Our aim at the University of Bristol is to support students from a range of backgrounds and circumstances. Where needed, we will work with you to take into consideration reasonable project adaptations (for example to support caring responsibilities, disabilities, other significant personal circumstances) as well as flexible working and part-time study requests, to enable greater access to a PhD. All our supervisors support us with this aim, so please feel comfortable in discussing further with the listed PhD project supervisor to see what is feasible.

The University of Bristol (UK) and the University of Cape Town (South Africa) represent a distinctive group of bioscience research staff and students, with established international, national and regional networks, and widely recognised research excellence.
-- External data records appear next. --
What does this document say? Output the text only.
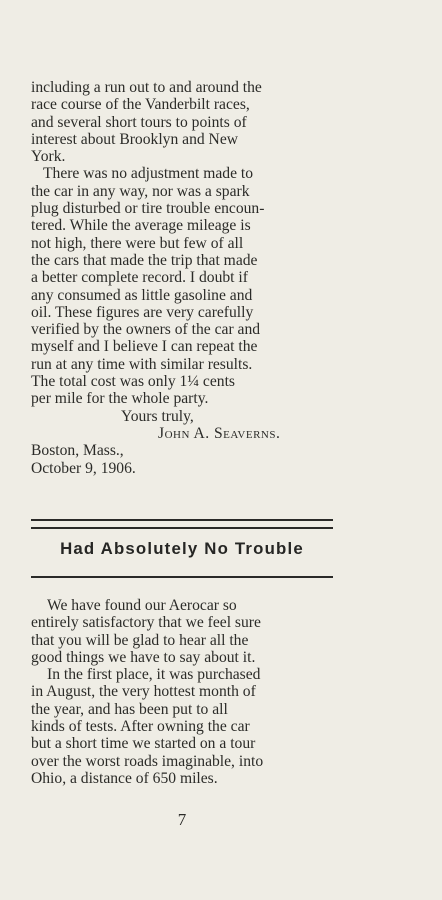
including a run out to and around the
race course of the Vanderbilt races,
and several short tours to points of
interest about Brooklyn and New
York.

There was no adjustment made to
the car in any way, nor was a spark
plug disturbed or tire trouble encoun-
tered. While the average mileage is
not high, there were but few of all
the cars that made the trip that made
a better complete record. I doubt if
any consumed as little gasoline and
oil. These figures are very carefully
verified by the owners of the car and
myself and I believe I can repeat the
run at any time with similar results.
The total cost was only 1¼ cents
per mile for the whole party.

Yours truly,

John A. Seaverns.

Boston, Mass.,

October 9, 1906.

Had Absolutely No Trouble

We have found our Aerocar so
entirely satisfactory that we feel sure
that you will be glad to hear all the
good things we have to say about it.

In the first place, it was purchased
in August, the very hottest month of
the year, and has been put to all
kinds of tests. After owning the car
but a short time we started on a tour
over the worst roads imaginable, into
Ohio, a distance of 650 miles.

7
As research leaders, we have a strong track record in advancing knowledge through high-quality research and teaching, in partnership with industry and the government.

 How to apply:

To apply, please contact the project supervisor to express your interest in their project.

You will then be asked to apply via the University of Bristol application portal: Start your application | Study at Bristol | University of Bristol selecting the relevant 4-year PhD programme, e.g. “Biological Sciences (PhD) start date September 2024”. The application deadline is 11:59 pm on 20/12/2023.

Entry requirements:

An upper second-class honours degree (or equivalent) in biological sciences or related discipline. 

Please find below a link to our Admissions statement for important information on entry requirements, the application process and supporting documents required:

PhD Biological Sciences Admissions Statement (bristol.ac.uk)

See international equivalent qualifications on the International Office website.

English language requirements:

If English is not your first language, you will need to reach the requirements outlined in our profile level E.


Biological Sciences (4) Physics (29)

Funding Notes

This studentship is for a 4 year PhD, funded by the School of Biological Sciences, University of Bristol. It consists of tuition fees, bench fees (2k per annum) as well as a Doctoral Stipend matching UK Research Council National Minimum (£18,622 p.a. for 2023/24, updated each year).